I was talking to my mom about writers and stories. I referenced David Foster Wallace and she didn’t know who I was talking about. I tried to describe him: “He wrote Infinite Jest, he killed himself a few years ago...”

She interrupted me, almost disgusted. “That’s really... not nice.”

“What, killing yourself?” I asked.

“Yes,” she replied. “It’s really rude to kill yourself.”

And that’s the way we have to see it in our family. Killing yourself is the height of rudeness. I think we had all independently decided at some point that we wouldn’t kill ourselves. For some logistical reason or another, we couldn’t. For me, I think it was when I thought of my sisters. I remember sitting side by side with Beth as we were at the table in my tiny apartment, chopping herbs and meats for dinner. We were sharing the most recent developments in the mental health saga of my family. I said, “Man, if anyone in our family kills themselves, I’m going to murder them. I’m going to haunt them from my grave.”

Beth nodded silently. I was talking about her as much as I was talking to her.
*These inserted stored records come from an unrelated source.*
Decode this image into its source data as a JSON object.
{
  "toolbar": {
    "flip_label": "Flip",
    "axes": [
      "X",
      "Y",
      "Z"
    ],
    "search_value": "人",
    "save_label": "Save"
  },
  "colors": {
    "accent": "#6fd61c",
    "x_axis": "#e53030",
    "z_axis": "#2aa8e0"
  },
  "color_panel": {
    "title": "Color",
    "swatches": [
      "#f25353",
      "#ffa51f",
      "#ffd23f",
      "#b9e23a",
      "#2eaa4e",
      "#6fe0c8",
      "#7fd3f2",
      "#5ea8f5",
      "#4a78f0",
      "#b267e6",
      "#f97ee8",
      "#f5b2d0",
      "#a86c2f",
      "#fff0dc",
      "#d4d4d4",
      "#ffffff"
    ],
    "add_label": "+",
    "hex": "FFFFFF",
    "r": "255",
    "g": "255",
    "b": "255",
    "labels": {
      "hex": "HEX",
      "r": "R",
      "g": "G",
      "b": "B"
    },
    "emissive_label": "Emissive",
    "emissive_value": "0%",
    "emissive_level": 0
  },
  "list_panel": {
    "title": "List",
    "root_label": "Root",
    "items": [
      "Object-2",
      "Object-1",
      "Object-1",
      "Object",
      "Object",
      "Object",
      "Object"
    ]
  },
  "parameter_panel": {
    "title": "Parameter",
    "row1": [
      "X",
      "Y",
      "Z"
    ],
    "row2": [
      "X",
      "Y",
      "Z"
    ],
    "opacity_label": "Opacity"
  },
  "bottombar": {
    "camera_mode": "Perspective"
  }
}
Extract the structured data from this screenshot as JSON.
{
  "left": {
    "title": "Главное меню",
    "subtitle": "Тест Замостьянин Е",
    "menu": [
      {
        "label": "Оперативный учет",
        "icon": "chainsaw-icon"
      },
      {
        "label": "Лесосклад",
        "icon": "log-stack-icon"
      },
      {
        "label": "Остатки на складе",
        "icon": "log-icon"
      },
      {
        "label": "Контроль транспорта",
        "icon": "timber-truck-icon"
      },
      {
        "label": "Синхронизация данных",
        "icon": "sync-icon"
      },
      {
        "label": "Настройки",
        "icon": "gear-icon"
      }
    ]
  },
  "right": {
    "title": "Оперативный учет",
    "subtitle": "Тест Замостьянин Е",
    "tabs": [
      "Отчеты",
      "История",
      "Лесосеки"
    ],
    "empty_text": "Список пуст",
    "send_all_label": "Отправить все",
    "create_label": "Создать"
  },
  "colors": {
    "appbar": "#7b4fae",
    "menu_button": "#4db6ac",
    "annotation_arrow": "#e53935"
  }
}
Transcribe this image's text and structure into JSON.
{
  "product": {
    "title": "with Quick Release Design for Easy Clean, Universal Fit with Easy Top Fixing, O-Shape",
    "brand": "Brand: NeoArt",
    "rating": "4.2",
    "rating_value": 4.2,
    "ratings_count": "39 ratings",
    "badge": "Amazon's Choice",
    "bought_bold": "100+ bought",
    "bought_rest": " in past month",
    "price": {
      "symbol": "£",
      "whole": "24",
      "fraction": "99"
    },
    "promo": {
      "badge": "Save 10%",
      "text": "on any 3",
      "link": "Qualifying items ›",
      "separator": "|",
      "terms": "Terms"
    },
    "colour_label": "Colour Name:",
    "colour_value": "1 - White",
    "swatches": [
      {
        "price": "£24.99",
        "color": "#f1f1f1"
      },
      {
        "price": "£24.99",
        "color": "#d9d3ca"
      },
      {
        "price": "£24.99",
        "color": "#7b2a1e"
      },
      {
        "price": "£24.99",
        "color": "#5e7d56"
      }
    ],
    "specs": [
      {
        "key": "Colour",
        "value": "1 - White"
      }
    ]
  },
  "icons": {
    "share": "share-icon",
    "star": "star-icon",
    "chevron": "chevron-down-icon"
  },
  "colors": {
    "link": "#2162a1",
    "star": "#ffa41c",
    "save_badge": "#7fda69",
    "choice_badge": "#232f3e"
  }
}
My dad periodically says, whenever my sisters or I talk about any mental health or medical difficulties, how he and my mom should have never had children. I’m not even bothered by the fact that I was an accident, but for some reason, this bothers me. He says it a lot, like he’d never said it before; your mom and I should have never had children.

There have been several points in which I felt like my life was hopeless, an utter disappointment, and I should just quit. Then I would think of Beth and Robyn. At those times, they had it so much worse than me. But would I want them to kill themselves? No. Of course not. If they told me, I would talk them out of it. I would tell them what beautiful, promising people they were, how the world needed them and I would mean it.

Sometimes I felt resentful of Beth and Robyn for being my reasons for not offing myself. I’d think, I have to suffer through forty more years of this shit, just because you’d be sad? But I always have to remind myself of what I would tell them. And think that maybe, if I could show myself a fraction of the compassion I would show for my sisters, friends, even a stranger, maybe I could forgive myself, maybe I could come up with a good reason to live.

The funny thing is, my family is the result of generations and generations of natural selection. We’re very smart, maybe even moral, we maybe even want to help the world, but we’re not so sure if we want to be alive. We fail the ultimate human test: the will to live.

It was late December, before Christmas in the year 2012. I was on the phone with my dad talking about travel arrangements for the holidays. It was the same year that idiots had been convinced of the Mayan Apocalypse, that the world would end on December 21st. As a sort of joking sign-off, he said, “Good thing the world didn’t end Friday.”

“Meh, whatever,” I responded.

He said, “Yeah, I guess I wouldn’t have minded the end so much myself.”